With a shrug he gathered his cloak tightly and edged to the doorway, dropping a light cube into a pocket in the cloak as he did so. He paused, his senses spreading about him in an alert radius. Yes, Tuult still stood on guard, dozing, but with his senses fully activated. Blaise knew that if he lingered Tuult would become aware of his presence and awaken. Quickly he concentrated, compressed his rings tightly about himself until he possessed only a sliver of existence, then slipped out and past the Bban, not pausing until he was well around a bend in the dark passageway. There he loosened his rings back to normal and waited a moment without breathing. Tuult had not sensed him go by. Good.

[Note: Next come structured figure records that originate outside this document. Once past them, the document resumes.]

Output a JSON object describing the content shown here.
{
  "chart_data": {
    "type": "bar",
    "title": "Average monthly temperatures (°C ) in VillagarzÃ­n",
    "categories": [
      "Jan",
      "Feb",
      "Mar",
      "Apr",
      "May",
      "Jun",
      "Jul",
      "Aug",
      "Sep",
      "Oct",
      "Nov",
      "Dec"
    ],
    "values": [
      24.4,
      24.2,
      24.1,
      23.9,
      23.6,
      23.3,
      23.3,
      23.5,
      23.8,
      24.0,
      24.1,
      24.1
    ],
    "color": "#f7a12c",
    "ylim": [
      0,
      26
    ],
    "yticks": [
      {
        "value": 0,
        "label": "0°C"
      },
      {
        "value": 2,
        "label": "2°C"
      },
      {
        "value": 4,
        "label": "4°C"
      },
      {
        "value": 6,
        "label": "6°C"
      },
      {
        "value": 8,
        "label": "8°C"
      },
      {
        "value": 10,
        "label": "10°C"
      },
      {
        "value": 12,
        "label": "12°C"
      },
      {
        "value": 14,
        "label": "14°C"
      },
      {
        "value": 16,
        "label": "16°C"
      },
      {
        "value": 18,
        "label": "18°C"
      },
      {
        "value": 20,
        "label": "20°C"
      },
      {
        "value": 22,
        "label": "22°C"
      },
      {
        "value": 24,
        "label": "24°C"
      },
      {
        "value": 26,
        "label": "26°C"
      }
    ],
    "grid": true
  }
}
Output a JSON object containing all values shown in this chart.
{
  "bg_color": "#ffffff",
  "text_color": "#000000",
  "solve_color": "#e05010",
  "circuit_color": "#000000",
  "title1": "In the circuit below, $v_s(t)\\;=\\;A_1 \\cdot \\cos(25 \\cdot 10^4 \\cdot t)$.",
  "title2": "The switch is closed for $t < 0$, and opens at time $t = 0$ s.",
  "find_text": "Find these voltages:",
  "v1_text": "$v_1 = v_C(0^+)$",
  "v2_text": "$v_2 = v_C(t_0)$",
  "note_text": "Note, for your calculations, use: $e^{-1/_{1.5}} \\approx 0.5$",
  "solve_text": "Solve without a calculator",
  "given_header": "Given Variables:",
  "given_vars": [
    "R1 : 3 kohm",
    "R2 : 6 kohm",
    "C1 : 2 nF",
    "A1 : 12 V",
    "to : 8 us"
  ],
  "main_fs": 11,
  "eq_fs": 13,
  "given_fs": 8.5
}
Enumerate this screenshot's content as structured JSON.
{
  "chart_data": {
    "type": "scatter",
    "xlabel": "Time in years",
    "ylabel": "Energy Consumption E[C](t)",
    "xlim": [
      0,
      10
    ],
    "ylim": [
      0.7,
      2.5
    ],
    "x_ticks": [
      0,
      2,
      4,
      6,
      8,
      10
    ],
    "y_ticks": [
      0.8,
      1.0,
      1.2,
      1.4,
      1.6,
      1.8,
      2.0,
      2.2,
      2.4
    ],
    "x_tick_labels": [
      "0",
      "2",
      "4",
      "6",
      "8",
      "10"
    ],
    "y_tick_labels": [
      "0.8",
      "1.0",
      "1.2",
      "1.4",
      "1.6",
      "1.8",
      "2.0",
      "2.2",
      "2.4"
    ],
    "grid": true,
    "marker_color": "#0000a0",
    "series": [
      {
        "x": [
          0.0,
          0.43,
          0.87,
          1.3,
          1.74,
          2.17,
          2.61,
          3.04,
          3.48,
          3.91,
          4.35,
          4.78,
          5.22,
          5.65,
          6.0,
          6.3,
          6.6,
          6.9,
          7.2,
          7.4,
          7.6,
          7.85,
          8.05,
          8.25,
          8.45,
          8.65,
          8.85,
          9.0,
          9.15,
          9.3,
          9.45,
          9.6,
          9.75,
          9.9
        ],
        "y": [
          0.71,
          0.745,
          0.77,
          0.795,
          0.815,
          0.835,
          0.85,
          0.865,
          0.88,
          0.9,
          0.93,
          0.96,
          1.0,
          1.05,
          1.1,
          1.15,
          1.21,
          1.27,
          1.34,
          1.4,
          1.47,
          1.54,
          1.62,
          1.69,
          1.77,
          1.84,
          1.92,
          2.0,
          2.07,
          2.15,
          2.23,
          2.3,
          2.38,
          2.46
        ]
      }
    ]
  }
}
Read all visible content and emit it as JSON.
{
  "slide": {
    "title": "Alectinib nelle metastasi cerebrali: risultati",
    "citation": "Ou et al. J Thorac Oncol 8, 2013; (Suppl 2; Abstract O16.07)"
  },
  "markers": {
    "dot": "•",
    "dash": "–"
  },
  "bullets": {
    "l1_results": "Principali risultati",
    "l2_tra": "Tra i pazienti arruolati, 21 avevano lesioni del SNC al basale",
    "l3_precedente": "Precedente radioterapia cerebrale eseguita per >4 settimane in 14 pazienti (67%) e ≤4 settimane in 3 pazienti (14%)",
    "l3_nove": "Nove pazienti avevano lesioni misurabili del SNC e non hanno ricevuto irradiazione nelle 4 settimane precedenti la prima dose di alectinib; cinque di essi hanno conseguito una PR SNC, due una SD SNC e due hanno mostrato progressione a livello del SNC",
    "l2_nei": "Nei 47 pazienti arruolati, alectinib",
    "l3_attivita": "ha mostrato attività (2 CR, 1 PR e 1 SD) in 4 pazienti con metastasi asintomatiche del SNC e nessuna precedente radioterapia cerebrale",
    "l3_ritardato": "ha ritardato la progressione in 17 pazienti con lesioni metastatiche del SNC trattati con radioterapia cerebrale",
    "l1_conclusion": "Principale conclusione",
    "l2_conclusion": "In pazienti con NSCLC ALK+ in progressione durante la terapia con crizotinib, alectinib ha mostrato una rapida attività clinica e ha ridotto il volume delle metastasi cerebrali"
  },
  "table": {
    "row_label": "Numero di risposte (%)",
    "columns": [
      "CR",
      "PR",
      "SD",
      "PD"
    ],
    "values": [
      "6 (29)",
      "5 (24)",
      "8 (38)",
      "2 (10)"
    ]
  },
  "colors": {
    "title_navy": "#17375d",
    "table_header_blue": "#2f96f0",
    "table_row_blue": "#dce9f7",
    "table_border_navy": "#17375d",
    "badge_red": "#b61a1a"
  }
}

Satisfied, he drew the light cube from his pocket and held his thumb upon it until it glowed just enough for him to see by. In silence he hastened on, following the internal call that still insistently summoned him. As he wound his way through the warren of caves and passageways, sometimes squeezing through low, narrow places that reminded him uncomfortably of past ambushes, always choosing the path that led down, he grew certain he was heading for the very heart of the mountain. Bu
t he did not fear a trap from Picyt. Whatever this was had nothing to do with the priest.
Though Giaa’s mind was closed to him in many ways, he still had gained a wealth of information from her, which, coupled with his own constant self-discoveries, put him on much surer footing than he’d been just hours ago. And what Picyt had planned chilled him whenever he thought about it. Worst of all, he could not make Giaa understand that the priests and their goddess were not to be blindly obeyed.
“Asan…come!”
He paused, startled by the intensity of the call. What was it? Deliberately he stayed where he was for a moment, alone in the black depths of the mountain. Somewhere in the distance water dripped with faint splashes. He shivered under his fur cloak, listening to his own rapid breathing. Then cautiously he went on. The passageway at this point had been bored and smoothed by engineers long ago; he slid his finger along a chisel groove in the wall. But not a footprint marred the white dust covering the ground before him.
He came to a dead end, stopped by a wall of metal that shone green in the light from his cube. Corybdium! How was he to get past this barrier?
He stared at it a moment, his keen eyes searching unsuccessfully for a seam or hinge. At last he set a hand upon the surface, only to snatch his fingers away from the warmth of the metal.
“Come…!”
The call reverberated through him, vibrating in his bones until he cried out. He fell against the wall, his hands clapped to his head, then struck at the barrier with a fist.
“I am Asan!” he shouted. “Let me pass!”
Something inside the wall clicked, but the barrier did not move. Impatiently he pressed both palms against it.
“By the will of Asan,” he said, deciding his new name was a kind of magic passport, “open!”